I am getting increasingly annoyed by all of the discussion of whether the Fed will succeed in getting inflation back to 2%. That should not be the Fed’s goal.

In 2020, the Fed instituted a policy of “flexible average inflation targeting”. Unfortunately, the exact nature of that policy is somewhat ambiguous, but under no reasonable interpretation could “getting back to 2% inflation” be viewed as consistent with FAIT. Inflation is currently running far above 2%, and is expected to continue to exceed that rate for at least the first half of 2022. If FAIT is to mean anything, the Fed needs to shoot for an inflation rate well under 2% during the mid-2020s.

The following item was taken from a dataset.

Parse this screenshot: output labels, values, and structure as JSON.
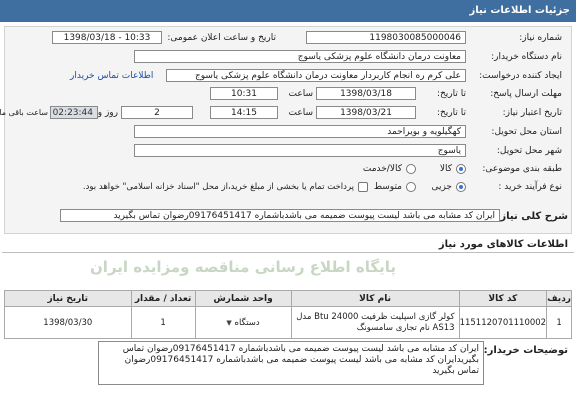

Now you might argue that pushing inflation down to say 1.6% is not consistent with full employment. I doubt that. In the late 2010s, we had the lowest unemployment in 50 years and PCE inflation ran slightly 2%.

But given the fact that the Fed adopted a 2% average inflation target, they should try to hit that target. If Jay Powell doesn’t believe that low inflation in the mid-2020s is consistent with full employment, then the Fed never should have adopted FAIT in the first place. Instead, they should have adopted something like NGDP level targeting. Unfortunately, the Fed went in a different direction, and so now it needs to establish credibility by hitting its target.

The term “transitory” can have one of several meanings.  Under ordinary inflation targeting, transitory inflation means an inflation rate temporarily above 2%, before reverting back to 2%.  But under average inflation targeting, transitory inflation requires a period of above 2% inflation be followed by a period of below 2% inflation. 

The TIPS markets seem to be forecasting above 2% inflation over the next 10 years.  That’s bad news for Powell.  Monetary policy is currently too expansionary.